Here’s what the summary()
output shows:
##
## Call:
## glm(formula = noffspring ~ weight, family = poisson, data = fox)
##
## Deviance Residuals:
## Min 1Q Median 3Q Max
## -2.3891 -0.9719 -0.1183 0.5897 2.3426
##
## Coefficients:
## Estimate Std. Error z value Pr(>|z|)
## (Intercept) -0.74981 0.31107 -2.410 0.0159 *
## weight 0.63239 0.09502 6.655 2.83e-11 ***
## ---
## Signif. codes: 0 '***' 0.001 '**' 0.01 '*' 0.05 '.' 0.1 ' ' 1
##
## (Dispersion parameter for poisson family taken to be 1)
##
## Null deviance: 166.85 on 99 degrees of freedom
## Residual deviance: 122.72 on 98 degrees of freedom
## AIC: 405.56
##
## Number of Fisher Scoring iterations: 5
From this we can say something like:
The slope of the relationship was 0.63 (on the log scale). The equation of the best fit line was log(nOffspring) = -0.75 + 0.63 × MotherWeight
One could also add the standard error of the slope (0.09502) and intercept (0.31107) into this equation: log(nOffspring) = -0.75 \(\pm\) 0.31 + 0.63 \(\pm\) 0.10 \(\times\) MotherWeight.
So, to put it together:
The analysis of deviance results showed that maternal weight was strongly associated with the number of offspring (Poisson GLM: Null Deviance = 166.8, Residual Deviance = 122.7, d.f. = 1 and 98, p <0.001). This indicates that there is a significant relationship between the weight of the offspring and the number of offspring produced. The deviances and residual deviance showed that the model explained 26.4% of the variation in number of offspring. The coefficients allowed me to calculate the equation of the relationship as log(nOffspring) = -0.75 \(\pm\) 0.31 + 0.63 \(\pm\) 0.10 \(\times\) MotherWeight.

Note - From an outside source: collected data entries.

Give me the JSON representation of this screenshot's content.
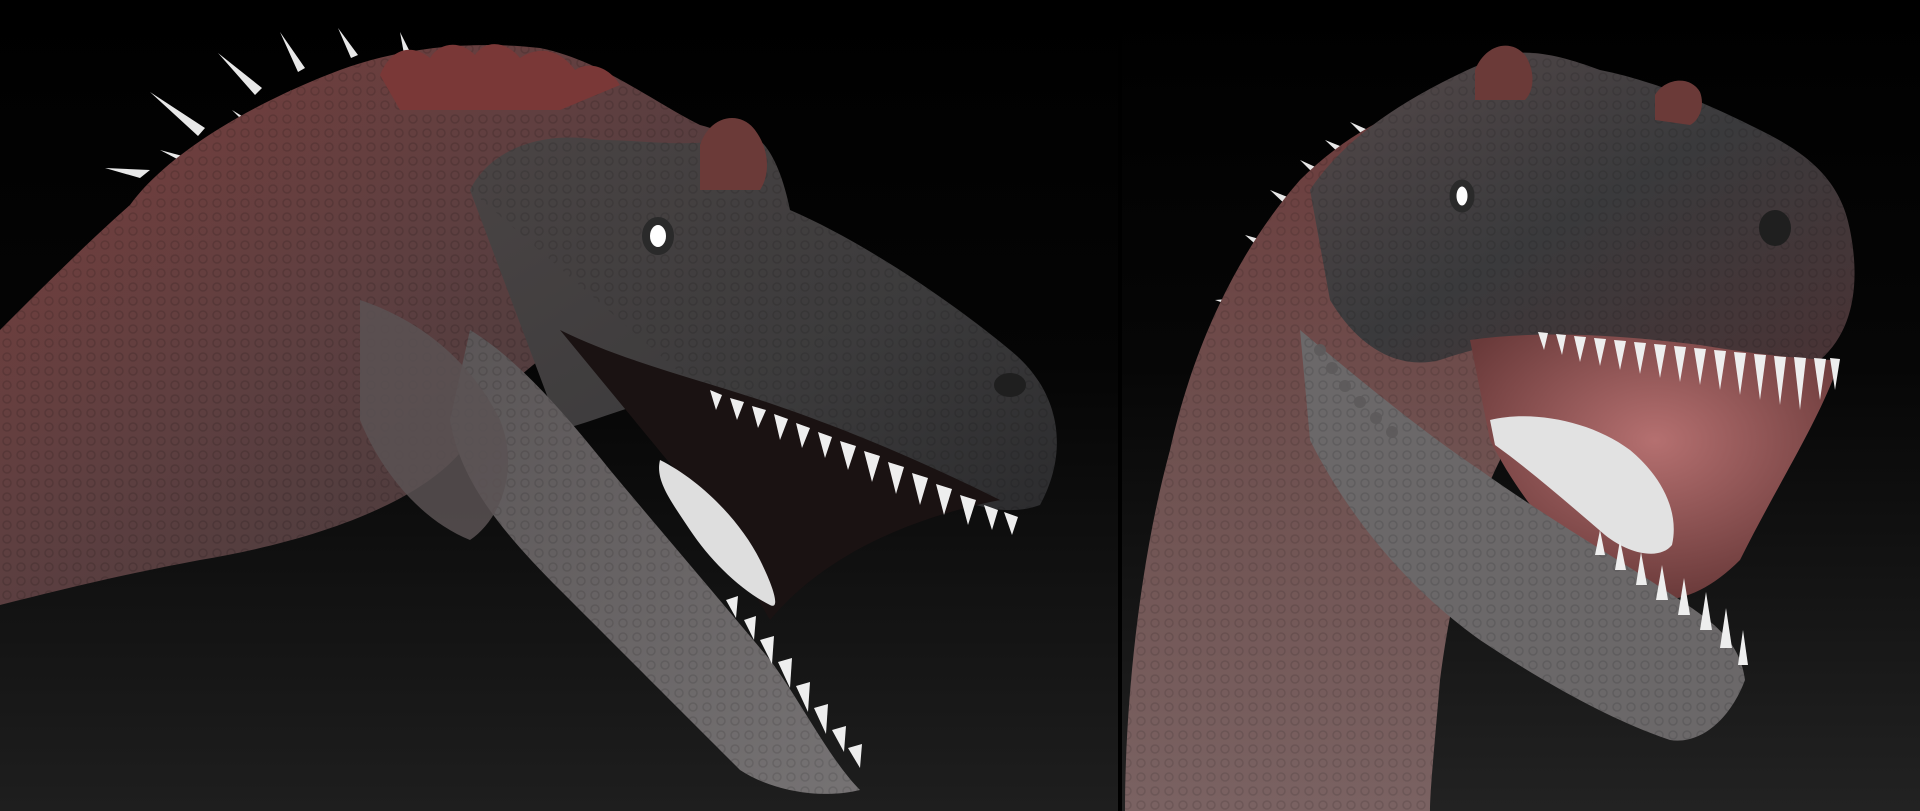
{
  "scene": {
    "panels": [
      {
        "id": "left",
        "view": "side-profile"
      },
      {
        "id": "right",
        "view": "three-quarter-front"
      }
    ],
    "colors": {
      "skin_gray": "#4a4a4a",
      "skin_light_gray": "#777777",
      "skin_red": "#6e3b3a",
      "teeth": "#eeeeee",
      "tongue": "#dcdcdc",
      "mouth_interior": "#8c4d4d",
      "eye": "#ffffff"
    }
  }
}
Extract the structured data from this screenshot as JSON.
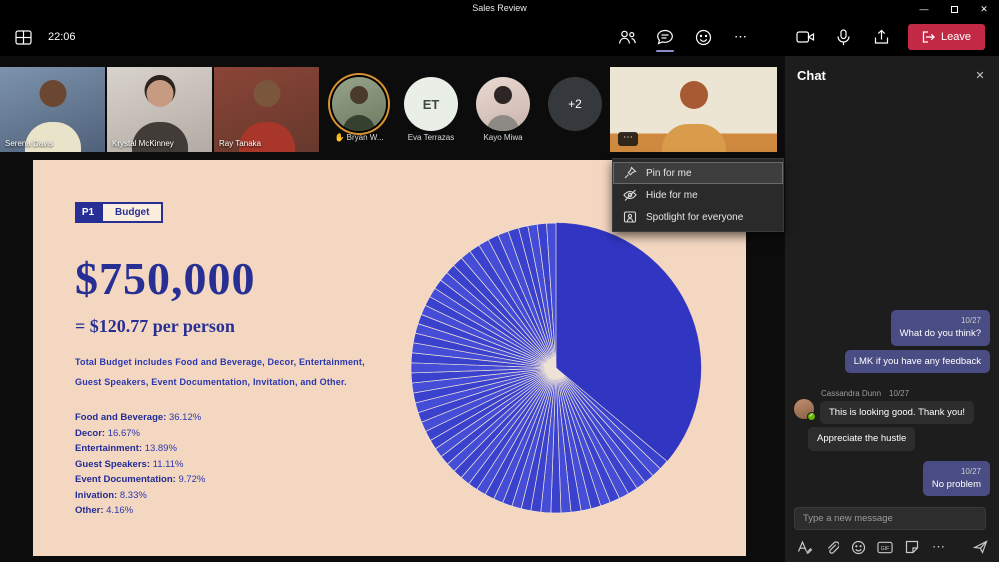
{
  "window": {
    "title": "Sales Review"
  },
  "icons": {
    "minimize": "—",
    "close": "✕",
    "ellipsis": "⋯"
  },
  "toolbar": {
    "time": "22:06",
    "leave_label": "Leave"
  },
  "participants": [
    {
      "name": "Serena Davis"
    },
    {
      "name": "Krystal McKinney"
    },
    {
      "name": "Ray Tanaka"
    },
    {
      "name": "Bryan W...",
      "hand": "✋"
    },
    {
      "name": "Eva Terrazas",
      "initials": "ET"
    },
    {
      "name": "Kayo Miwa"
    },
    {
      "name": "+2"
    }
  ],
  "context_menu": {
    "items": [
      {
        "label": "Pin for me"
      },
      {
        "label": "Hide for me"
      },
      {
        "label": "Spotlight for everyone"
      }
    ]
  },
  "slide": {
    "badge": "P1",
    "tab": "Budget",
    "total": "$750,000",
    "per_person": "= $120.77 per person",
    "desc_line1": "Total Budget includes Food and Beverage, Decor, Entertainment,",
    "desc_line2": "Guest Speakers, Event Documentation, Invitation, and Other.",
    "breakdown": [
      {
        "label": "Food and Beverage:",
        "value": "36.12%"
      },
      {
        "label": "Decor:",
        "value": "16.67%"
      },
      {
        "label": "Entertainment:",
        "value": "13.89%"
      },
      {
        "label": "Guest Speakers:",
        "value": "11.11%"
      },
      {
        "label": "Event Documentation:",
        "value": "9.72%"
      },
      {
        "label": "Inivation:",
        "value": "8.33%"
      },
      {
        "label": "Other:",
        "value": "4.16%"
      }
    ]
  },
  "chart_data": {
    "type": "pie",
    "title": "Event budget breakdown",
    "labels": [
      "Food and Beverage",
      "Decor",
      "Entertainment",
      "Guest Speakers",
      "Event Documentation",
      "Inivation",
      "Other"
    ],
    "values": [
      36.12,
      16.67,
      13.89,
      11.11,
      9.72,
      8.33,
      4.16
    ],
    "unit": "%",
    "start_angle_deg": -90,
    "direction": "clockwise",
    "colors": {
      "solid": "#3036c2",
      "base": "#3a41cd",
      "alt": "#454dd6",
      "hairline": "#efe3d6"
    }
  },
  "chat": {
    "title": "Chat",
    "messages": [
      {
        "time": "10/27",
        "text": "What do you think?"
      },
      {
        "text": "LMK if you have any feedback"
      },
      {
        "author": "Cassandra Dunn",
        "time": "10/27",
        "text": "This is looking good. Thank you!"
      },
      {
        "text": "Appreciate the hustle"
      },
      {
        "time": "10/27",
        "text": "No problem"
      }
    ],
    "input_placeholder": "Type a new message"
  }
}
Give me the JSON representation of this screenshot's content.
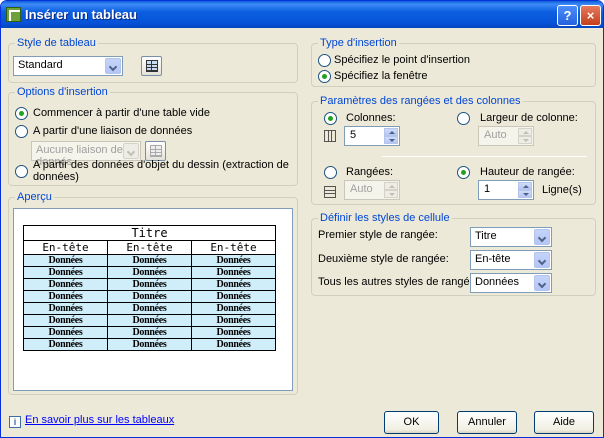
{
  "window": {
    "title": "Insérer un tableau",
    "help_glyph": "?",
    "close_glyph": "×"
  },
  "style": {
    "legend": "Style de tableau",
    "selected": "Standard"
  },
  "insert_options": {
    "legend": "Options d'insertion",
    "opt1": "Commencer à partir d'une table vide",
    "opt2": "A partir d'une liaison de données",
    "link_placeholder": "Aucune liaison de donnés",
    "opt3_line1": "A partir des données d'objet du dessin (extraction de",
    "opt3_line2": "données)"
  },
  "preview": {
    "legend": "Aperçu",
    "title": "Titre",
    "headers": [
      "En-tête",
      "En-tête",
      "En-tête"
    ],
    "cell": "Données",
    "row_count": 8
  },
  "insertion_type": {
    "legend": "Type d'insertion",
    "opt1": "Spécifiez le point d'insertion",
    "opt2": "Spécifiez la fenêtre"
  },
  "params": {
    "legend": "Paramètres des rangées et des colonnes",
    "columns_label": "Colonnes:",
    "columns_value": "5",
    "col_width_label": "Largeur de colonne:",
    "col_width_value": "Auto",
    "rows_label": "Rangées:",
    "rows_value": "Auto",
    "row_height_label": "Hauteur de rangée:",
    "row_height_value": "1",
    "row_height_unit": "Ligne(s)"
  },
  "cell_styles": {
    "legend": "Définir les styles de cellule",
    "first_label": "Premier style de rangée:",
    "first_value": "Titre",
    "second_label": "Deuxième style de rangée:",
    "second_value": "En-tête",
    "others_label": "Tous les autres styles de rangée:",
    "others_value": "Données"
  },
  "footer": {
    "info_glyph": "i",
    "link": "En savoir plus sur les tableaux",
    "ok": "OK",
    "cancel": "Annuler",
    "help": "Aide"
  }
}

Things get a little more complicated with more complicated models. At some point a table might be preferable. However, for a model with two terms, something like this would work:
Analysis of Deviance Table
Model: binomial, link: logit
Response: success
Terms added sequentially (first to last)
Df Deviance Resid. Df Resid. Dev Pr(>Chi)
NULL 199 935.21
treatment 4 267.001 195 668.21 2.825e-15 ***
gender 1 112.298 194 555.91 0.0001076 ***
---
Signif. codes: 0 ‘***’ 0.001 ‘**’ 0.01 ‘*’ 0.05 ‘.’ 0.1 ‘ ’ 1
The deviance analysis of our logistic regression model demonstrated significant influences of both treatment and gender on success (Binomial GLM: Null Deviance = 935.21, residual df = 199). The inclusion of treatment accounted for a substantial reduction in deviance (Deviance = 267.001, df = 4, p < 0.0001), and the addition of gender further reduced the deviance (Deviance = 112.298, df = 1, p < 0.0001). This suggests that both habitat characteristics and available food resources play crucial roles in determining the probability of nesting success. The model explained 40.56% of the variance in nest success, with habitat type being the major contributor, accounting for 70.39% of the explained variance.